Eight homes are featured on this weekend's Historic Tour of Homes, organized by the Mooresville Historic Preservation Commission.
"It's no coincidence that most of these homes are within walking distance to Mooresville's thriving downtown," said commission chairman Brent Zande. "What better way to celebrate the town's success than to spotlight the individuals who have continued the historical legacy of the homes and support the continued growth of our downtown?"
The Historic Preservation Commission advises the town's Board of Commissioners with regard to older and historic buildings and landmarks. Its goal is to protect Mooresville's heritage by safeguarding and preserving Mooresville's history.
This year, money raised from ticket sales will go toward funding the Historic Preservation Commission, which has applied for legal not-for-profit status.
Here are descriptions of the buildings on the tour:
The Pharr Home - 501 E. Center Ave.
Three years ago, Barbara Stout became only the third owner of this home, built in 1921 by the Pharr family. Stout said Mrs. Pharr was well-known at the ladies' tea room in downtown Mooresville. Stout liked the uniqueness of the home and put a lot of time and effort into revitalizing it. She said it "needed someone to love it."
The Barger Family Home - 428 E. Center Ave.
Rich and Brenda Hawkins bought this bungalow-style home in 1994. It was built in 1922 by the Barger brothers, who owned and operated a construction company that is still in business. The house consisted of the main building and three outbuildings, one of which the Hawkinses believe to have been a laundry. The property also contains a fish pond that's a self-sustaining ecosystem. Brenda Hawkins believes it has been there since the home was built.
The C.J. Stephens Home - 322 E. Center Ave.
Purchased in 1991 by Hugh and Connie Sykes, this Victorian-style home was built in 1910 by C.J. and Olean Stephens. The Sykeses affectionately refer to their home as "this old house." They began restoring the home one room at a time and have done most of the work themselves. The Sykeses' favorite feature of their home is the wraparound porch and the antiques that fill it.
The former Charles Mack Home - 313 E. Center Ave.
Wayne and Trudy Barker own the former Charles Mack home, named after longtime resident Charles Mack, whose namesake is also Mooresville's citizen center. The home was built in 1912 as an Arts-and-Crafts-style bungalow. The Barkers bought the home in 2003 and loved the large rooms, basement, glass doorknobs and French doors. As with most homes approaching 100 years of age, their biggest challenge is the desire and need to remodel.
The Gold Medallion Home - 360 Glenwood Drive.

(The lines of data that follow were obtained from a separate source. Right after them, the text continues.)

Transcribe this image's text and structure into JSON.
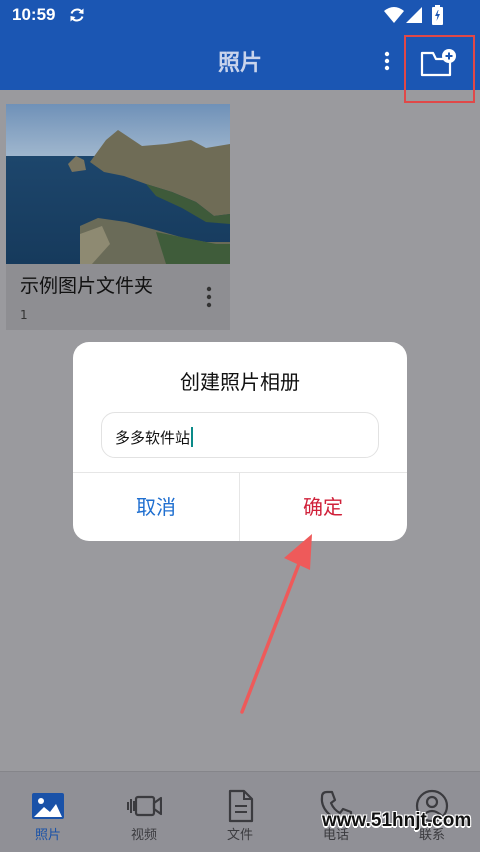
{
  "status_bar": {
    "time": "10:59"
  },
  "app_bar": {
    "title": "照片"
  },
  "albums": [
    {
      "name": "示例图片文件夹",
      "count": "1"
    }
  ],
  "dialog": {
    "title": "创建照片相册",
    "input_value": "多多软件站",
    "cancel_label": "取消",
    "confirm_label": "确定"
  },
  "bottom_nav": {
    "photos": "照片",
    "videos": "视频",
    "files": "文件",
    "phone": "电话",
    "contacts": "联系"
  },
  "watermark": "www.51hnjt.com",
  "colors": {
    "primary": "#1b56b3",
    "confirm": "#d0213a",
    "cancel": "#1f6fd0",
    "highlight": "#e04848"
  }
}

In 2009, Micah and Elizabeth Scrogginthorpe bought this 1950s home in the Ardmoor subdivision of Mooresville. After their purchase, the Scrogginthorpes noticed a small gold medallion embedded in the sidewalk in front. Curious, Micah searched the Internet and found that the gold medallion was put there to signify the designation of the house as an all-electric home and that theirs was the first all-electric home in Mooresville. A home with the "all-electric" designation meant that the home featured conveniences such as a washer and dryer, air conditioning and a heat pump - appliances that are commonplace today.
The Herbert A. Birdsall Home - 346 W. Center Ave.
In December 2010, Debbie Johnson bought this home, which was constructed in 1926. After extensive renovation, she was able to move in in April. She calls her house a mixture of modern and old-fashioned traits. The doors still have their original hardware. The woodwork inside the house is original.
The William P. Johnston Home - 256 S. Academy St.
Palmer Holt, who bought this home in 2001, describes it as "really a piece of art, even with nothing in it. It's a really incredible architectural piece." The home is considered Mediterranean Revival style and is 2,000 square feet, with hard-coat stucco on the outside. Among its many features, the home has a barrel tile roof, 18 arches throughout the house, 12-foot ceilings and original sconces and light fixtures.
The Zebulon Turlington Home - 351 W. Center Ave.
This Folk Victorian home was built in 1906 by Zebulon Turlington, a Mooresville lawyer. Dave and Kelly Sopp bought it in 2006 and quickly settled into the five-bedroom, 2 1/2-bath home. One of the best features of the home is the grand staircase. Kelly Sopp said the simplicity of the house is what makes it so elegant. When the Sopps bought it, the home was covered in aluminum siding, which they removed.